The latest deal, announced last week, gives Toyota access to a single pool of vehicles which potentially eclipses all others. That will allow it to capture a volume of data that would be difficult to collect from private cars which are only used for under 5 percent of any given day, often on routine commutes.
In return, Grab will be able to expand services such as food delivery and digital payments using Toyota’s $1 billion investment — the biggest by a traditional automaker in a ride-sharing app maker.
The deal reflects how automakers are clamoring for access to ride-hailing firms’ extensive user bases through a spate of partnerships, as they compete with technology companies to develop autonomous cars and next-generation transport services.
Toyota’s vision of such services includes convoys of shuttle bus-sized, self-driving multi-purpose vehicles used, for instance, as pay-per-use mobile restaurants and hotels, which the automaker plans to develop and customize for retail customers.
“There’s data about the car, and then there’s also data about the service — how many customers drivers have, what’s the average mileage, where the rides are concentrated,” said Juliussen. “Having that picture in all the major (Southeast Asian) cities, that becomes very valuable.”

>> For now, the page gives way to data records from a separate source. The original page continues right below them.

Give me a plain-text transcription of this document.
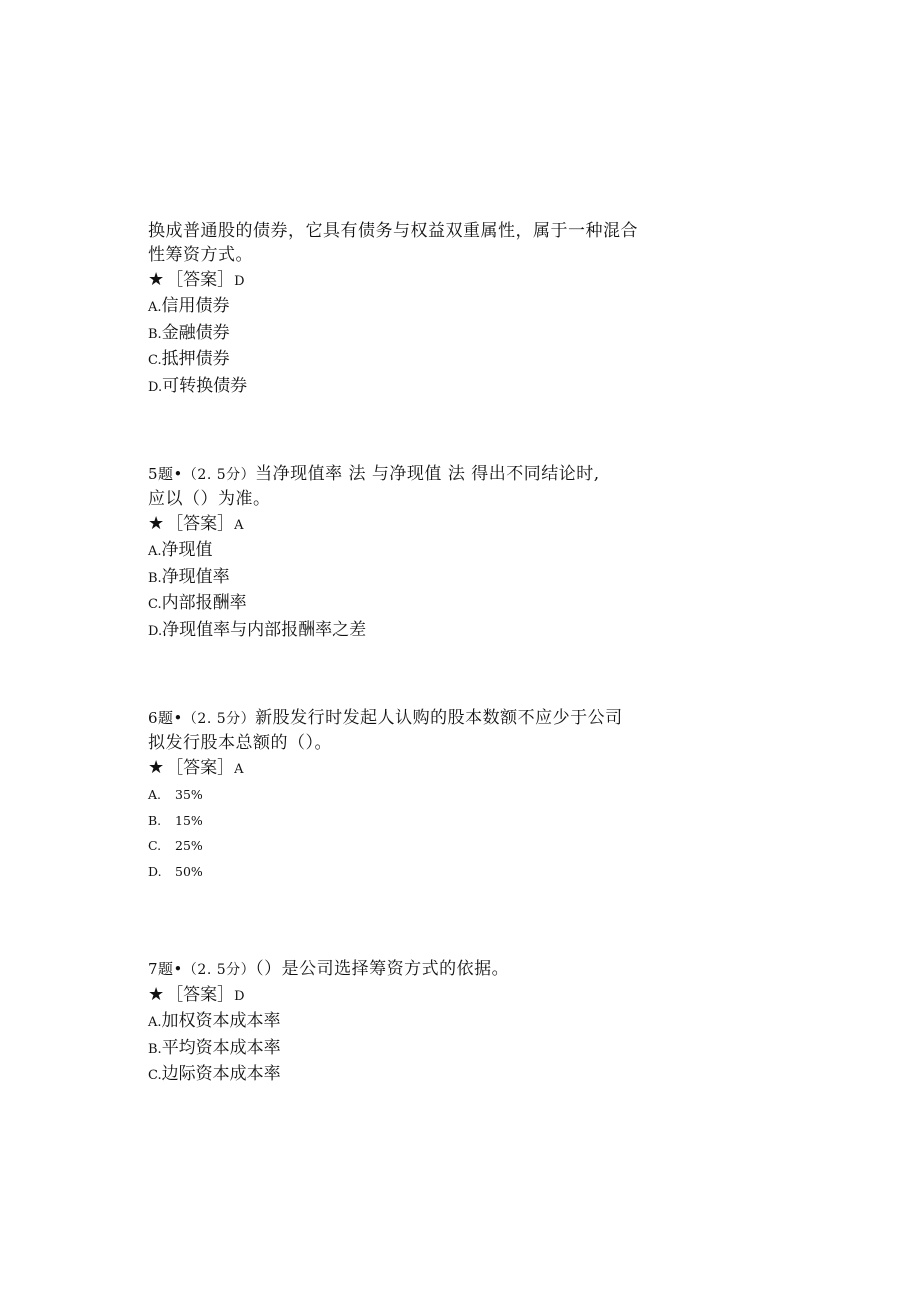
换成普通股的债券，它具有债务与权益双重属性，属于一种混合
性筹资方式。
★ ［答案］D
A.信用债券
B.金融债券
C.抵押债券
D.可转换债券
5题•（2. 5分）当净现值率 法 与净现值 法 得出不同结论时,
应以（）为准。
★ ［答案］A
A.净现值
B.净现值率
C.内部报酬率
D.净现值率与内部报酬率之差
6题•（2. 5分）新股发行时发起人认购的股本数额不应少于公司
拟发行股本总额的（）。
★ ［答案］A
A. 35%
B. 15%
C. 25%
D. 50%
7题•（2. 5分）（）是公司选择筹资方式的依据。
★ ［答案］D
A.加权资本成本率
B.平均资本成本率
C.边际资本成本率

Toyota and Grab will be able to use the data for possible collaboration on data-driven services such as vehicle diagnostics and customized insurance plans based on driver usage.

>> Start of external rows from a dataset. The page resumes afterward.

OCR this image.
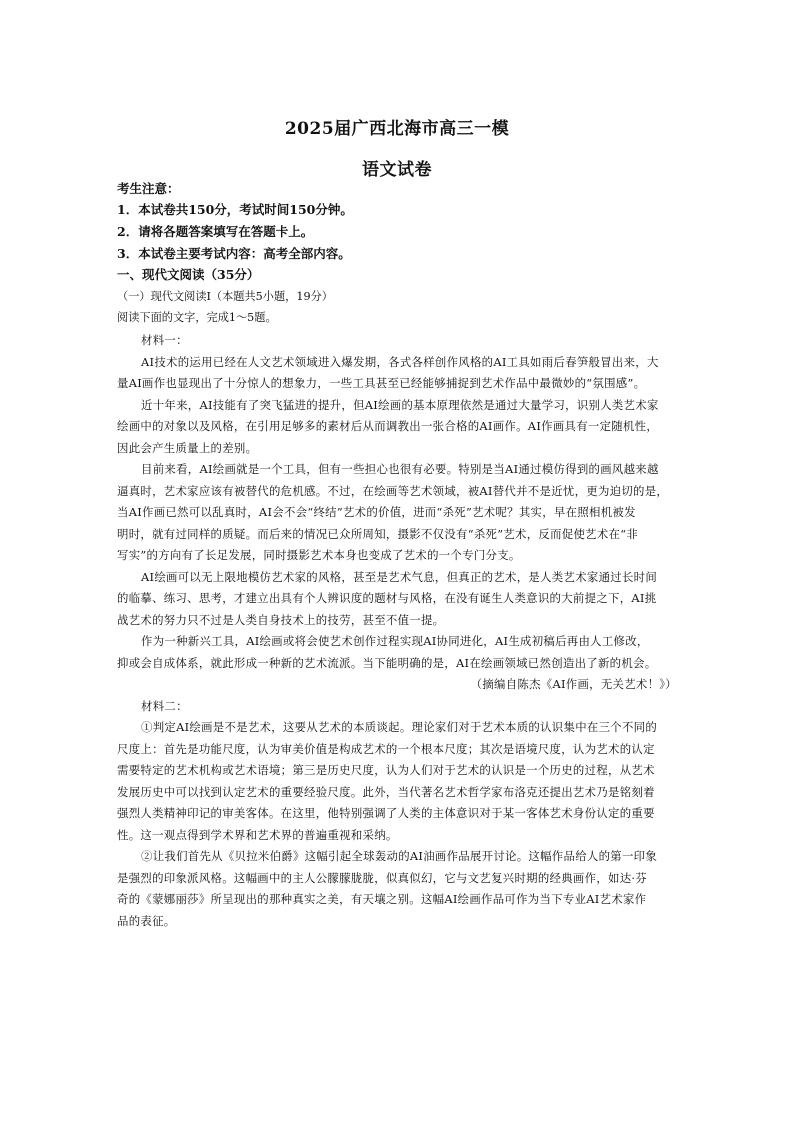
2025届广西北海市高三一模
语文试卷
考生注意：
1．本试卷共150分，考试时间150分钟。
2．请将各题答案填写在答题卡上。
3．本试卷主要考试内容：高考全部内容。
一、现代文阅读（35分）
（一）现代文阅读Ⅰ（本题共5小题，19分）
阅读下面的文字，完成1～5题。
材料一：
AI技术的运用已经在人文艺术领域进入爆发期，各式各样创作风格的AI工具如雨后春笋般冒出来，大
量AI画作也显现出了十分惊人的想象力，一些工具甚至已经能够捕捉到艺术作品中最微妙的“氛围感”。
近十年来，AI技能有了突飞猛进的提升，但AI绘画的基本原理依然是通过大量学习，识别人类艺术家
绘画中的对象以及风格，在引用足够多的素材后从而调教出一张合格的AI画作。AI作画具有一定随机性，
因此会产生质量上的差别。
目前来看，AI绘画就是一个工具，但有一些担心也很有必要。特别是当AI通过模仿得到的画风越来越
逼真时，艺术家应该有被替代的危机感。不过，在绘画等艺术领域，被AI替代并不是近忧，更为迫切的是，
当AI作画已然可以乱真时，AI会不会“终结”艺术的价值，进而“杀死”艺术呢？其实，早在照相机被发
明时，就有过同样的质疑。而后来的情况已众所周知，摄影不仅没有“杀死”艺术，反而促使艺术在“非
写实”的方向有了长足发展，同时摄影艺术本身也变成了艺术的一个专门分支。
AI绘画可以无上限地模仿艺术家的风格，甚至是艺术气息，但真正的艺术，是人类艺术家通过长时间
的临摹、练习、思考，才建立出具有个人辨识度的题材与风格，在没有诞生人类意识的大前提之下，AI挑
战艺术的努力只不过是人类自身技术上的技劳，甚至不值一提。
作为一种新兴工具，AI绘画或将会使艺术创作过程实现AI协同进化，AI生成初稿后再由人工修改，
抑或会自成体系，就此形成一种新的艺术流派。当下能明确的是，AI在绘画领域已然创造出了新的机会。
（摘编自陈杰《AI作画，无关艺术！》）
材料二：
①判定AI绘画是不是艺术，这要从艺术的本质谈起。理论家们对于艺术本质的认识集中在三个不同的
尺度上：首先是功能尺度，认为审美价值是构成艺术的一个根本尺度；其次是语境尺度，认为艺术的认定
需要特定的艺术机构或艺术语境；第三是历史尺度，认为人们对于艺术的认识是一个历史的过程，从艺术
发展历史中可以找到认定艺术的重要经验尺度。此外，当代著名艺术哲学家布洛克还提出艺术乃是铭刻着
强烈人类精神印记的审美客体。在这里，他特别强调了人类的主体意识对于某一客体艺术身份认定的重要
性。这一观点得到学术界和艺术界的普遍重视和采纳。
②让我们首先从《贝拉米伯爵》这幅引起全球轰动的AI油画作品展开讨论。这幅作品给人的第一印象
是强烈的印象派风格。这幅画中的主人公朦朦胧胧，似真似幻，它与文艺复兴时期的经典画作，如达·芬
奇的《蒙娜丽莎》所呈现出的那种真实之美，有天壤之别。这幅AI绘画作品可作为当下专业AI艺术家作
品的表征。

The data will also help Grab maintain efficiency in fleet maintenance as it expands deeper into Southeast Asia where it operates in over 200 cities. It has said it wants build the region’s largest car rental fleet by the fourth quarter of 2018.
“Vehicle maintenance costs, insurance costs, these are bread-and-butter issues for ride-hailing drivers,” said Chua Kee Lock, chief executive of Vertex Venture Holdings in Singapore, an early Grab investor.
Industry experts said Toyota could expand its data service to more mobility firms such as Didi Chuxing, Uber Technologies Inc. and Amazon.com Inc, with which it has separate partnerships.
“This partnership with Toyota will keep Grab’s platform ‘sticky’ and give drivers less incentive to switch to competitors,” said Chua. “This is Grab’s edge over the long-run.”